Automatic acquisition of 3–D models of humans, vehicles, and structures is in high demand for gaming, navigation, and computer vision systems. However, manual construction of such models takes far too long to be of practical use, and specialized sensors such as Interferometric Synthetic Aperture Radar (IFSAR) and Laser Induced Differential Absorption Radar (LIDAR) are not feasible for many applications. SET researchers are developing shape-from-motion techniques for automatically constructing detailed 3D models from image sequences captured by a single, consumer grade, handheld video camera equipped with a commercial inertial measurement unit. These techniques will allow for the rapid and inexpensive acquisition of 3D models in unconstrained indoor and outdoor environments.

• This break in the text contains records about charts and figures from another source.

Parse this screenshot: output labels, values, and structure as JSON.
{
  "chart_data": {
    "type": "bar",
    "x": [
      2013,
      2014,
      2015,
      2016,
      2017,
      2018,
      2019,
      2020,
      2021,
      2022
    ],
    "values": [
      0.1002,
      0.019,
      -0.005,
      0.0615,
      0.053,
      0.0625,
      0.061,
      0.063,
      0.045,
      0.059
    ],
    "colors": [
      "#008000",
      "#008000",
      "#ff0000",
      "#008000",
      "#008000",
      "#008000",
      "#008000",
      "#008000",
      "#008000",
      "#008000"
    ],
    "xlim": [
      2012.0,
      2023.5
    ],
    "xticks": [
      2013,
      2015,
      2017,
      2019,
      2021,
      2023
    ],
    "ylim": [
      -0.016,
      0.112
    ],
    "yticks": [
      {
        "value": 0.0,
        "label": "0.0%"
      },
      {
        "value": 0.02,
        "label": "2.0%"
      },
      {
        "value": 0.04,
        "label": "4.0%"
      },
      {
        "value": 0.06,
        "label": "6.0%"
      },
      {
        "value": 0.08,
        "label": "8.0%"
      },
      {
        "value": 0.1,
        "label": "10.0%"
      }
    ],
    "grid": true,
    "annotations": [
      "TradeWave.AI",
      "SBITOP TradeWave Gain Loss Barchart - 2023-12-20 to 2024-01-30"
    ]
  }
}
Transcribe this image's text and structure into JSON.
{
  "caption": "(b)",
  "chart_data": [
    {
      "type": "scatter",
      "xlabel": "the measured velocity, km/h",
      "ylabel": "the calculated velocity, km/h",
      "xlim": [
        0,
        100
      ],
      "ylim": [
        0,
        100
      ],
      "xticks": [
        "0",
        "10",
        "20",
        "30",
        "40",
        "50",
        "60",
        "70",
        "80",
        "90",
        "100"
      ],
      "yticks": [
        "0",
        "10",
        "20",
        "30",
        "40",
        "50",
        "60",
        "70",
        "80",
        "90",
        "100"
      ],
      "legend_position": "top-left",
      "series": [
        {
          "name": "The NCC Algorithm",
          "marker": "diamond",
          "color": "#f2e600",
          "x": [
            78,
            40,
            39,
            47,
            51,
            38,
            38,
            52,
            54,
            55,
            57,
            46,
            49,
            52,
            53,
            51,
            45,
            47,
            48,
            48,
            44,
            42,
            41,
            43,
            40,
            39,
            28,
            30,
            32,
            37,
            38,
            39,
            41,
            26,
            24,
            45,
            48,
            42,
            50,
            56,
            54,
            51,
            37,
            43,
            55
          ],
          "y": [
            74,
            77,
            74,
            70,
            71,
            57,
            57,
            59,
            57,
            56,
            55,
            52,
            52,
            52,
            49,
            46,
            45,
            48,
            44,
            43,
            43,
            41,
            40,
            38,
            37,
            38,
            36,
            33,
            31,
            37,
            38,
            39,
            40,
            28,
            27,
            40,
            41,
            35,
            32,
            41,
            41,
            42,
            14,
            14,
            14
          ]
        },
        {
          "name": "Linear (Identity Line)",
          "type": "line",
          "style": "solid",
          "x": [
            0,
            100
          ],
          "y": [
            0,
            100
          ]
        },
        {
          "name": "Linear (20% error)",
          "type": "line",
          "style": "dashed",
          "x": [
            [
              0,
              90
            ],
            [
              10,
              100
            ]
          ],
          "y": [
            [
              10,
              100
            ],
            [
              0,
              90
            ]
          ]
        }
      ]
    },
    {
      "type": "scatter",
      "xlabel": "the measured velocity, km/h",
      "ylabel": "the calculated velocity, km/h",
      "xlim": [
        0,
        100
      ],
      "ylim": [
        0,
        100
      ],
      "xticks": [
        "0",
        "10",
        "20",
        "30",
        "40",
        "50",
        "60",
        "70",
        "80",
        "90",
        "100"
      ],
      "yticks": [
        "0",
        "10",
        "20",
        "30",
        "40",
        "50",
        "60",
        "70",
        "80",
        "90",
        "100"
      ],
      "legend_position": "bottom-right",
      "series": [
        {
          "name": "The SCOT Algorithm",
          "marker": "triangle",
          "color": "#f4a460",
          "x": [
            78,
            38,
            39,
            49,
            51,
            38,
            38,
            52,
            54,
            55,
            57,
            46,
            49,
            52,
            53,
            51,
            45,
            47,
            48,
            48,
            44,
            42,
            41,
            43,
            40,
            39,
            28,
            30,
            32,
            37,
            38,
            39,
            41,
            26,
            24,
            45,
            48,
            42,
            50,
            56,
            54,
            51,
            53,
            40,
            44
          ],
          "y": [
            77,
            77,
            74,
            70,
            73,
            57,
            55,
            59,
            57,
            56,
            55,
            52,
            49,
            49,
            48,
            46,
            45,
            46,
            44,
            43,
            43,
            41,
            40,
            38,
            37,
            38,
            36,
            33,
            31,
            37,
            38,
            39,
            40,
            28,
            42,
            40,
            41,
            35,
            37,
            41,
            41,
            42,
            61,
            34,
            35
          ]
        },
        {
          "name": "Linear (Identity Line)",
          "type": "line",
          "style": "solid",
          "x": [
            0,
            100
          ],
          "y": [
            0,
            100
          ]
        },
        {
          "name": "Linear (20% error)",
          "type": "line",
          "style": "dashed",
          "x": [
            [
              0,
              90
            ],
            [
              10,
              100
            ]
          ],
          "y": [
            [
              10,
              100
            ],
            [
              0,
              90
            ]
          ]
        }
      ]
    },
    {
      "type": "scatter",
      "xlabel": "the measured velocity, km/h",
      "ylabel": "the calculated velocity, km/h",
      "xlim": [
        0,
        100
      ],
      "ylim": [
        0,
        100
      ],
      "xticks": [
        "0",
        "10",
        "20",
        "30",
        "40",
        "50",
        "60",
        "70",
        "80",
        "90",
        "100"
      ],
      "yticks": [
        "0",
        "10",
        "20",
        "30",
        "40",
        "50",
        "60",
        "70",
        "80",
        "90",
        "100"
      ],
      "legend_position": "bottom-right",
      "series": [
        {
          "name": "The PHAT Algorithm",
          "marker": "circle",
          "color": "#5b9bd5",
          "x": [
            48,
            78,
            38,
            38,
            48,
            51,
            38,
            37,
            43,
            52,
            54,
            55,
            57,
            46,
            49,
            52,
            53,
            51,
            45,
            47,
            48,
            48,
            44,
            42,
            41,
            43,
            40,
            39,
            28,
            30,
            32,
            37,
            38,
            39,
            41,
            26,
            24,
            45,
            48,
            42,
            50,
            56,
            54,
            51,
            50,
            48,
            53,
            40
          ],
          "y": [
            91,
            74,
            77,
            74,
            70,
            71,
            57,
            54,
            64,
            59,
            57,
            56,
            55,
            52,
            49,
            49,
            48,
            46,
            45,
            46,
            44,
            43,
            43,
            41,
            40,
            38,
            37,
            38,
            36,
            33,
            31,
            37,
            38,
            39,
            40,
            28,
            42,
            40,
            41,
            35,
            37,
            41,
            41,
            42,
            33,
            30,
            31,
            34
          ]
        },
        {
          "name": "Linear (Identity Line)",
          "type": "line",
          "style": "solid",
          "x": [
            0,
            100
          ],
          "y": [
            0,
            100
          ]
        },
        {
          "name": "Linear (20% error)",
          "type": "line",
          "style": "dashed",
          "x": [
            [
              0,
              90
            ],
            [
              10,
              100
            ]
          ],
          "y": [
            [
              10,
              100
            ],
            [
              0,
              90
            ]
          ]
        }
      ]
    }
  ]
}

Hyperspectral Target Detection



Broadband sensors are often insufficient to enable accurate automatic characterization of scene content. Hyperspectral imaging sensors provide high dimensional spectral responses at each spatial location that yield a rich feature set to enable accurate scene characterization. The voluminous data typically requires large computational complexity for scene analysis. SET, in conjunction with the Johns Hopkins University Applied Physics Laboratory (APL), has developed and demonstrated technologies that have significantly advanced computation and operational performance for HSI detection. A new non-parametric approach has been developed to process this data in real time in a fashion that provides detection accuracy surpassing existing technologies. This represents two orders of magnitude reduction in computational complexity relative to current approaches. The system facilitates real-time operation (5-10 Hz for 256x256x100 hypercubes) on a COTS PC platform. Subpixel target detection has also been demonstrated in a fashion that enables recognition of targets from space-based sensors with greater accuracy than existing methodologies.